I am now fine-tuning on VGG-Face (very big model) with 8 TITAN Xp GPUs available. However, Caffe gives out-of-memory error when I increase batch_size
. Here is what I did:
First, batch_size
was set to 40 for training stage and it works fine on a single GPU. The chosen GPU was nearly 100% utilized.
Then, I increased batch_size
to 128 with all the 8 GPUs using
'./build/tools/caffe train -solver mysolver.prototxt -gpu all'
All the GPUs were fully utilized, as is shown in nvidia-smi.jpg
And Caffe gives me the following error:
F0906 03:41:32.776806 95655 parallel.cpp:90] Check failed: error ==cudaSuccess (2 vs. 0) out of memory
*** Check failure stack trace: ***
@ 0x7f9a0832995d google::LogMessage::Fail()

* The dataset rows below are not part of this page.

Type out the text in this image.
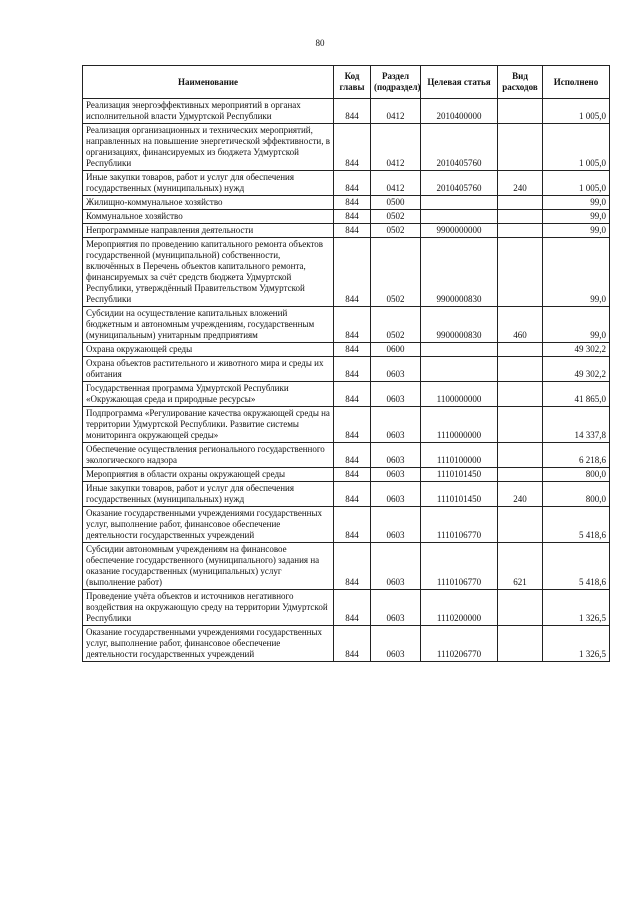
80
Наименование	Код главы	Раздел (подраздел)	Целевая статья	Вид расходов	Исполнено
Реализация энергоэффективных мероприятий в органах исполнительной власти Удмуртской Республики	844	0412	2010400000		1 005,0
Реализация организационных и технических мероприятий, направленных на повышение энергетической эффективности, в организациях, финансируемых из бюджета Удмуртской Республики	844	0412	2010405760		1 005,0
Иные закупки товаров, работ и услуг для обеспечения государственных (муниципальных) нужд	844	0412	2010405760	240	1 005,0
Жилищно-коммунальное хозяйство	844	0500			99,0
Коммунальное хозяйство	844	0502			99,0
Непрограммные направления деятельности	844	0502	9900000000		99,0
Мероприятия по проведению капитального ремонта объектов государственной (муниципальной) собственности, включённых в Перечень объектов капитального ремонта, финансируемых за счёт средств бюджета Удмуртской Республики, утверждённый Правительством Удмуртской Республики	844	0502	9900000830		99,0
Субсидии на осуществление капитальных вложений бюджетным и автономным учреждениям, государственным (муниципальным) унитарным предприятиям	844	0502	9900000830	460	99,0
Охрана окружающей среды	844	0600			49 302,2
Охрана объектов растительного и животного мира и среды их обитания	844	0603			49 302,2
Государственная программа Удмуртской Республики «Окружающая среда и природные ресурсы»	844	0603	1100000000		41 865,0
Подпрограмма «Регулирование качества окружающей среды на территории Удмуртской Республики. Развитие системы мониторинга окружающей среды»	844	0603	1110000000		14 337,8
Обеспечение осуществления регионального государственного экологического надзора	844	0603	1110100000		6 218,6
Мероприятия в области охраны окружающей среды	844	0603	1110101450		800,0
Иные закупки товаров, работ и услуг для обеспечения государственных (муниципальных) нужд	844	0603	1110101450	240	800,0
Оказание государственными учреждениями государственных услуг, выполнение работ, финансовое обеспечение деятельности государственных учреждений	844	0603	1110106770		5 418,6
Субсидии автономным учреждениям на финансовое обеспечение государственного (муниципального) задания на оказание государственных (муниципальных) услуг (выполнение работ)	844	0603	1110106770	621	5 418,6
Проведение учёта объектов и источников негативного воздействия на окружающую среду на территории Удмуртской Республики	844	0603	1110200000		1 326,5
Оказание государственными учреждениями государственных услуг, выполнение работ, финансовое обеспечение деятельности государственных учреждений	844	0603	1110206770		1 326,5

@ 0x7f9a0832b6e0 google::LogMessage::SendToLog()
@ 0x7f9a08329543 google::LogMessage::Flush()
@ 0x7f9a0832c0ae google::LogMessageFatal::~LogMessageFatal()
@ 0x7f9a08abe825 caffe::GPUParams<>::GPUParams()
@ 0x7f9a08abefd8 caffe::NCCL<>::NCCL()
@ 0x40dc69 train()
@ 0x40a8ed main
@ 0x7f9a06abf830 (unknown)
@ 0x40b349 _start
Aborted (core dumped)
Theoretically I can train with the batch_size=40*8=320
. (Please let me know if I am right here)
So, how can I fully utilized the GPUs to accelerate my model training? Thanks in advance!
When using multiple GPUs, you don't need to increase the batch size in your prototxt. If your batch size was 40, Caffe will use that size for each GPU individually, thus effectively giving you a batch size of 40*8 (without you having to change anything).